Thursday, February 3, 2011

Photos from a 1980 Car Show, Part 7

These photos actually date from a car show I attended in 1982, but for the sake of the series, let's just call it 1980! This is the famous "checkmark" side trim from the 1956 Ford Sunliner convertible. My parent's was pink and black so I colorized this photo to match. All images clickable to enlarge.

I've been fascinated with Studebaker, Raymond Loewy and Virgil Exner since I was a child. I've been studying the history of cars since I learned how to read.

An early post-war Oldsmobile, a 1947. The downward turning chrome grille bars formed a frown, but I've always thought they were very artistically styled. Notice how the turn signals are beautifully incorporated into the bumper guards.

I don't think anyone will need a genie or three guesses to figure out which car is hiding under this cover.

The twin-cowled fully instrumented dashboard of the first Corvette series, the '53-'55 models. Symmetry ruled the day.

The Super Deluxe script nameplate on the front of a 1941 Ford. The angled chrome letters are a perfectly placed accent.

This simple italicized nameplate appears on the equally simple slab sides of the 1958-60 Rambler American.

A detail shot of part of the dashboard of a late 1920s Packard. Quality, always!
  • For the first six installments of these car show photos, you may click on "Car shows" in the list of Labels on the right side of this blog, or you may simply click here.





  2. I've always loved the font that Nash used. Does it have a name? It's very evocative of its time and Nash's place in the world!

    And speaking of fonts and logos, what could be more elegant than that Studebaker S?

    My brother had a 55 Sunliner, red and white, nosed and decked. I prefer the 56 -- it looked more substantial and had more gravitas.

    That Corvette dashboard is so cool -- it reminds me of a motor boat. And if I recall correctly, the sound of the Blue Flame six with triple carbs and PowerGlide was very much like the burbling of an inboard marine engine.

    One of those elegant touches that GM styling did were those turn signals in the bumperettes. The father of a grammar school friend (and the proprietor of the local Shell station) had a 47 series 78 (B body) 4-door in tan and brown (a very popular combo) and I always admired it. He drove it until traded for a 56 Buick.

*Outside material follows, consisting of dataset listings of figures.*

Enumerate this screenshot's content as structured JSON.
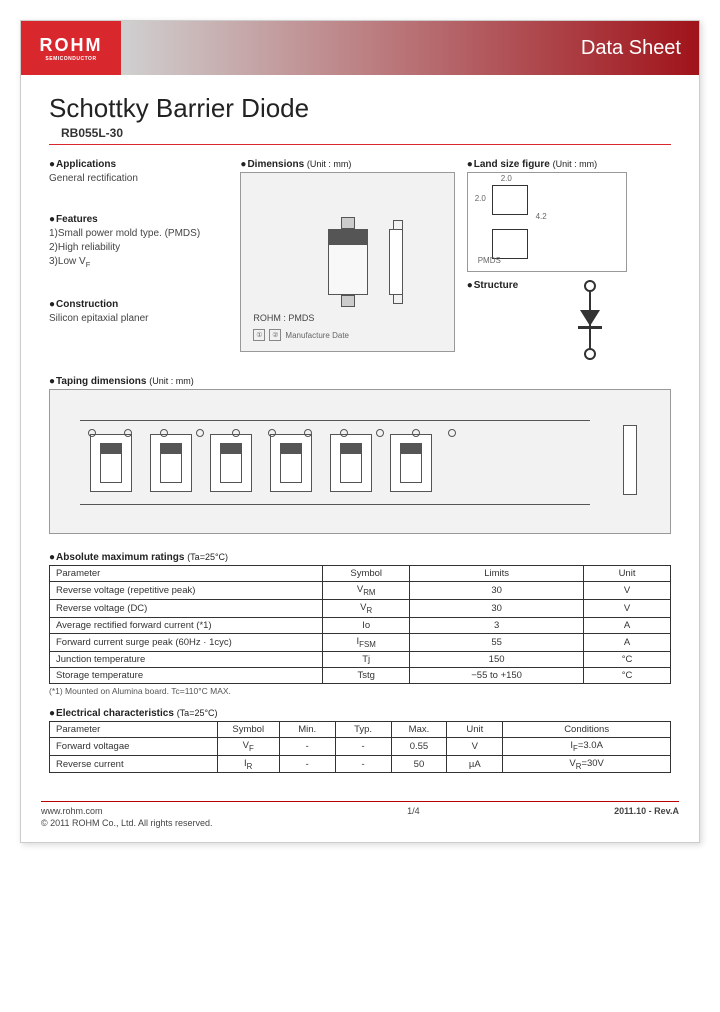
{
  "brand": {
    "name": "ROHM",
    "sub": "SEMICONDUCTOR"
  },
  "doc_label": "Data Sheet",
  "title": "Schottky Barrier Diode",
  "part_number": "RB055L-30",
  "applications": {
    "title": "Applications",
    "body": "General rectification"
  },
  "features": {
    "title": "Features",
    "items": [
      "1)Small power mold type. (PMDS)",
      "2)High reliability",
      "3)Low V"
    ],
    "vf_sub": "F"
  },
  "construction": {
    "title": "Construction",
    "body": "Silicon epitaxial planer"
  },
  "dimensions": {
    "title": "Dimensions",
    "unit": "(Unit : mm)",
    "rohm_pmds": "ROHM : PMDS",
    "mfg": "Manufacture Date"
  },
  "land": {
    "title": "Land size figure",
    "unit": "(Unit : mm)",
    "pmds": "PMDS",
    "w": "2.0",
    "h": "2.0",
    "gap": "4.2"
  },
  "structure": {
    "title": "Structure"
  },
  "taping": {
    "title": "Taping dimensions",
    "unit": "(Unit : mm)"
  },
  "abs_max": {
    "title": "Absolute maximum ratings",
    "cond": "(Ta=25°C)",
    "headers": [
      "Parameter",
      "Symbol",
      "Limits",
      "Unit"
    ],
    "rows": [
      [
        "Reverse voltage (repetitive peak)",
        "V<sub>RM</sub>",
        "30",
        "V"
      ],
      [
        "Reverse voltage (DC)",
        "V<sub>R</sub>",
        "30",
        "V"
      ],
      [
        "Average rectified forward current (*1)",
        "Io",
        "3",
        "A"
      ],
      [
        "Forward current surge peak (60Hz · 1cyc)",
        "I<sub>FSM</sub>",
        "55",
        "A"
      ],
      [
        "Junction temperature",
        "Tj",
        "150",
        "°C"
      ],
      [
        "Storage temperature",
        "Tstg",
        "−55 to +150",
        "°C"
      ]
    ],
    "footnote": "(*1) Mounted on Alumina board. Tc=110°C MAX."
  },
  "elec": {
    "title": "Electrical characteristics",
    "cond": "(Ta=25°C)",
    "headers": [
      "Parameter",
      "Symbol",
      "Min.",
      "Typ.",
      "Max.",
      "Unit",
      "Conditions"
    ],
    "rows": [
      [
        "Forward voltagae",
        "V<sub>F</sub>",
        "-",
        "-",
        "0.55",
        "V",
        "I<sub>F</sub>=3.0A"
      ],
      [
        "Reverse current",
        "I<sub>R</sub>",
        "-",
        "-",
        "50",
        "µA",
        "V<sub>R</sub>=30V"
      ]
    ]
  },
  "footer": {
    "url": "www.rohm.com",
    "copyright": "© 2011 ROHM Co., Ltd. All rights reserved.",
    "page": "1/4",
    "rev": "2011.10 -   Rev.A"
  }
}
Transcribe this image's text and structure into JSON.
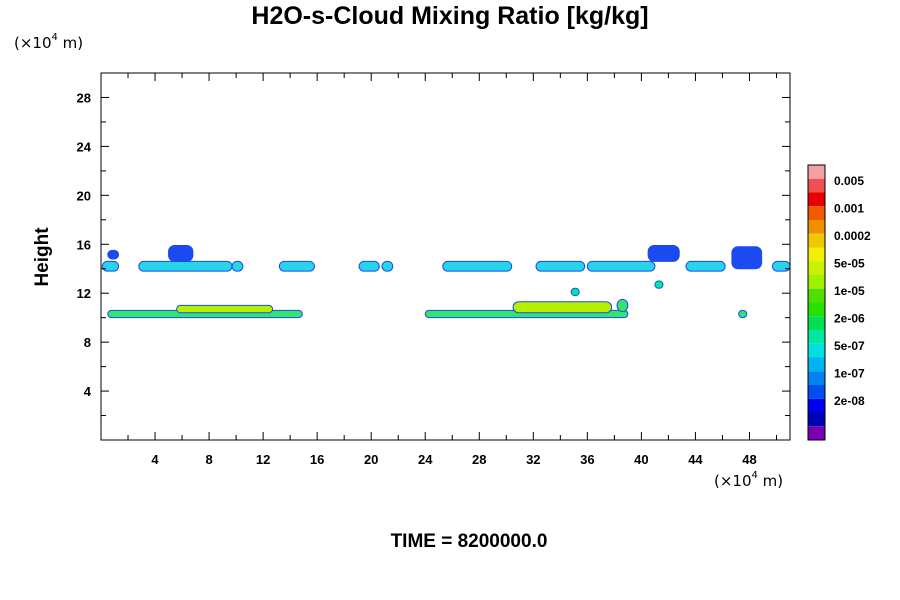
{
  "chart_data": {
    "type": "contour",
    "title": "H2O-s-Cloud Mixing Ratio [kg/kg]",
    "ylabel": "Height",
    "xunit": {
      "prefix": "(×10",
      "exp": "4",
      "suffix": " m)"
    },
    "yunit": {
      "prefix": "(×10",
      "exp": "4",
      "suffix": " m)"
    },
    "footer": "TIME = 8200000.0",
    "xlim": [
      0,
      51
    ],
    "ylim": [
      0,
      30
    ],
    "xticks": [
      4,
      8,
      12,
      16,
      20,
      24,
      28,
      32,
      36,
      40,
      44,
      48
    ],
    "yticks": [
      4,
      8,
      12,
      16,
      20,
      24,
      28
    ],
    "grid": false,
    "colorbar": {
      "position": "right",
      "labels": [
        "0.005",
        "0.001",
        "0.0002",
        "5e-05",
        "1e-05",
        "2e-06",
        "5e-07",
        "1e-07",
        "2e-08"
      ],
      "colors": [
        "#f4a0a0",
        "#f05050",
        "#e80000",
        "#f05a00",
        "#f09000",
        "#f0c800",
        "#f0f000",
        "#c8f000",
        "#a0f000",
        "#50e000",
        "#28e000",
        "#00e050",
        "#00e8a0",
        "#00e0e0",
        "#00b4f0",
        "#0082f0",
        "#0050f0",
        "#0000f0",
        "#0000b4",
        "#7800b4"
      ]
    },
    "features": [
      {
        "x": [
          0.1,
          1.3
        ],
        "y": [
          13.8,
          14.6
        ],
        "level": "5e-07",
        "color": "#28d4ea"
      },
      {
        "x": [
          0.5,
          1.3
        ],
        "y": [
          14.8,
          15.5
        ],
        "level": "1e-07",
        "color": "#1a4af0"
      },
      {
        "x": [
          2.8,
          9.7
        ],
        "y": [
          13.8,
          14.6
        ],
        "level": "5e-07",
        "color": "#28d4ea"
      },
      {
        "x": [
          5.0,
          6.8
        ],
        "y": [
          14.6,
          15.9
        ],
        "level": "1e-07",
        "color": "#1a4af0"
      },
      {
        "x": [
          9.7,
          10.5
        ],
        "y": [
          13.8,
          14.6
        ],
        "level": "5e-07",
        "color": "#28d4ea"
      },
      {
        "x": [
          13.2,
          15.8
        ],
        "y": [
          13.8,
          14.6
        ],
        "level": "5e-07",
        "color": "#28d4ea"
      },
      {
        "x": [
          19.1,
          20.6
        ],
        "y": [
          13.8,
          14.6
        ],
        "level": "5e-07",
        "color": "#28d4ea"
      },
      {
        "x": [
          20.8,
          21.6
        ],
        "y": [
          13.8,
          14.6
        ],
        "level": "5e-07",
        "color": "#28d4ea"
      },
      {
        "x": [
          25.3,
          30.4
        ],
        "y": [
          13.8,
          14.6
        ],
        "level": "5e-07",
        "color": "#28d4ea"
      },
      {
        "x": [
          32.2,
          35.8
        ],
        "y": [
          13.8,
          14.6
        ],
        "level": "5e-07",
        "color": "#28d4ea"
      },
      {
        "x": [
          36.0,
          41.0
        ],
        "y": [
          13.8,
          14.6
        ],
        "level": "5e-07",
        "color": "#28d4ea"
      },
      {
        "x": [
          40.5,
          42.8
        ],
        "y": [
          14.6,
          15.9
        ],
        "level": "1e-07",
        "color": "#1a4af0"
      },
      {
        "x": [
          43.3,
          46.2
        ],
        "y": [
          13.8,
          14.6
        ],
        "level": "5e-07",
        "color": "#28d4ea"
      },
      {
        "x": [
          46.7,
          48.9
        ],
        "y": [
          14.0,
          15.8
        ],
        "level": "1e-07",
        "color": "#1a4af0"
      },
      {
        "x": [
          49.7,
          51.0
        ],
        "y": [
          13.8,
          14.6
        ],
        "level": "5e-07",
        "color": "#28d4ea"
      },
      {
        "x": [
          0.5,
          14.9
        ],
        "y": [
          10.0,
          10.6
        ],
        "level": "1e-05",
        "color": "#34e46a"
      },
      {
        "x": [
          5.6,
          12.7
        ],
        "y": [
          10.4,
          11.0
        ],
        "level": "5e-05",
        "color": "#b4f000"
      },
      {
        "x": [
          24.0,
          39.0
        ],
        "y": [
          10.0,
          10.6
        ],
        "level": "1e-05",
        "color": "#34e46a"
      },
      {
        "x": [
          30.5,
          37.8
        ],
        "y": [
          10.4,
          11.3
        ],
        "level": "5e-05",
        "color": "#b4f000"
      },
      {
        "x": [
          38.2,
          39.0
        ],
        "y": [
          10.5,
          11.5
        ],
        "level": "1e-05",
        "color": "#34e46a"
      },
      {
        "x": [
          34.8,
          35.4
        ],
        "y": [
          11.8,
          12.4
        ],
        "level": "2e-06",
        "color": "#00e8a0"
      },
      {
        "x": [
          41.0,
          41.6
        ],
        "y": [
          12.4,
          13.0
        ],
        "level": "2e-06",
        "color": "#00e8a0"
      },
      {
        "x": [
          47.2,
          47.8
        ],
        "y": [
          10.0,
          10.6
        ],
        "level": "1e-05",
        "color": "#34e46a"
      }
    ]
  }
}
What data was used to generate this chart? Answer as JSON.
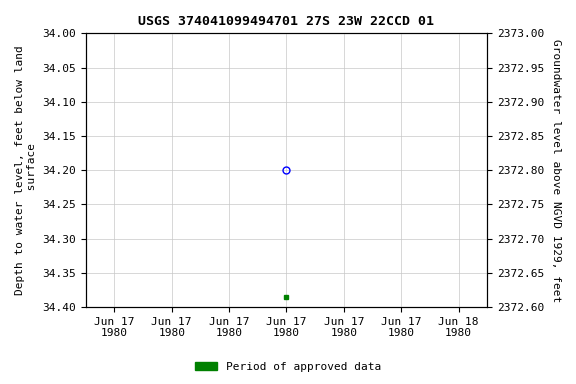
{
  "title": "USGS 374041099494701 27S 23W 22CCD 01",
  "ylabel_left": "Depth to water level, feet below land\n surface",
  "ylabel_right": "Groundwater level above NGVD 1929, feet",
  "ylim_left": [
    34.4,
    34.0
  ],
  "ylim_right": [
    2372.6,
    2373.0
  ],
  "yticks_left": [
    34.0,
    34.05,
    34.1,
    34.15,
    34.2,
    34.25,
    34.3,
    34.35,
    34.4
  ],
  "yticks_right": [
    2372.6,
    2372.65,
    2372.7,
    2372.75,
    2372.8,
    2372.85,
    2372.9,
    2372.95,
    2373.0
  ],
  "ytick_labels_left": [
    "34.00",
    "34.05",
    "34.10",
    "34.15",
    "34.20",
    "34.25",
    "34.30",
    "34.35",
    "34.40"
  ],
  "ytick_labels_right": [
    "2372.60",
    "2372.65",
    "2372.70",
    "2372.75",
    "2372.80",
    "2372.85",
    "2372.90",
    "2372.95",
    "2373.00"
  ],
  "open_circle_tick_index": 3,
  "green_square_tick_index": 3,
  "data_open_circle_value": 34.2,
  "data_green_square_value": 34.385,
  "xtick_labels": [
    "Jun 17\n1980",
    "Jun 17\n1980",
    "Jun 17\n1980",
    "Jun 17\n1980",
    "Jun 17\n1980",
    "Jun 17\n1980",
    "Jun 18\n1980"
  ],
  "num_xticks": 7,
  "background_color": "#ffffff",
  "grid_color": "#c8c8c8",
  "title_fontsize": 9.5,
  "axis_label_fontsize": 8,
  "tick_fontsize": 8,
  "legend_label": "Period of approved data",
  "legend_color": "#008000"
}
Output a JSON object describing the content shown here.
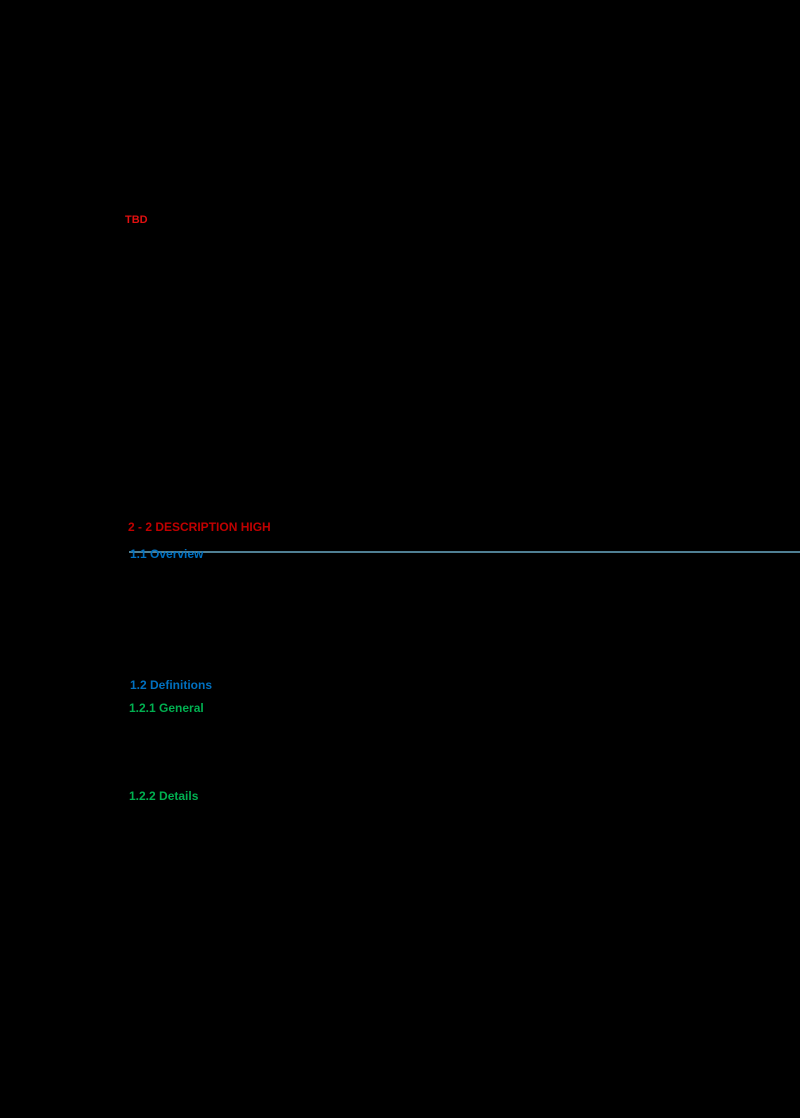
{
  "page": {
    "background_color": "#000000"
  },
  "doc": {
    "top_label": {
      "text": "TBD",
      "color": "#e01010"
    },
    "rule": {
      "color": "#4f7f93"
    },
    "headings": [
      {
        "text": "2 - 2 DESCRIPTION HIGH",
        "color": "#c00000",
        "level": "section"
      },
      {
        "text": "1.1 Overview",
        "color": "#0070c0",
        "level": "subsection"
      },
      {
        "text": "1.2 Definitions",
        "color": "#0070c0",
        "level": "subsection"
      },
      {
        "text": "1.2.1 General",
        "color": "#00b050",
        "level": "subsubsection"
      },
      {
        "text": "1.2.2 Details",
        "color": "#00b050",
        "level": "subsubsection"
      }
    ]
  }
}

    Thank you for all these pictures -- I'm really enjoying them and the memories they call up!

    Paul, NYC

  3. Paul, I'm guessing Nash drew their own fonts, but it's very similar to one I use occasionally called "Frigidaire." I guess it's supposed to be evocative of those classic Fiftes refrigerator scripts. The letters are mostly attached when you typeset them. I like the '56 Fords a bit more than the '55s too, one of those relatively rare cases when the facelift was better than the original.

  4. Maybe that font should be called "Kelvinator" if it's based on the Nash font!

    Paul, NYC

  5. I agree with Granny in the respect that parts and metal quality have gone down the drain insofar as describing the quality of modern cars These classics, although mass produced have a certain individuality about them and character that don't come with your average 2011 Chevy or Ford, even 7 series.

    Perhaps the only car maker that comes close to any 50's era car might be a Morgan, bring back the craftsmanship to the American car industry, please!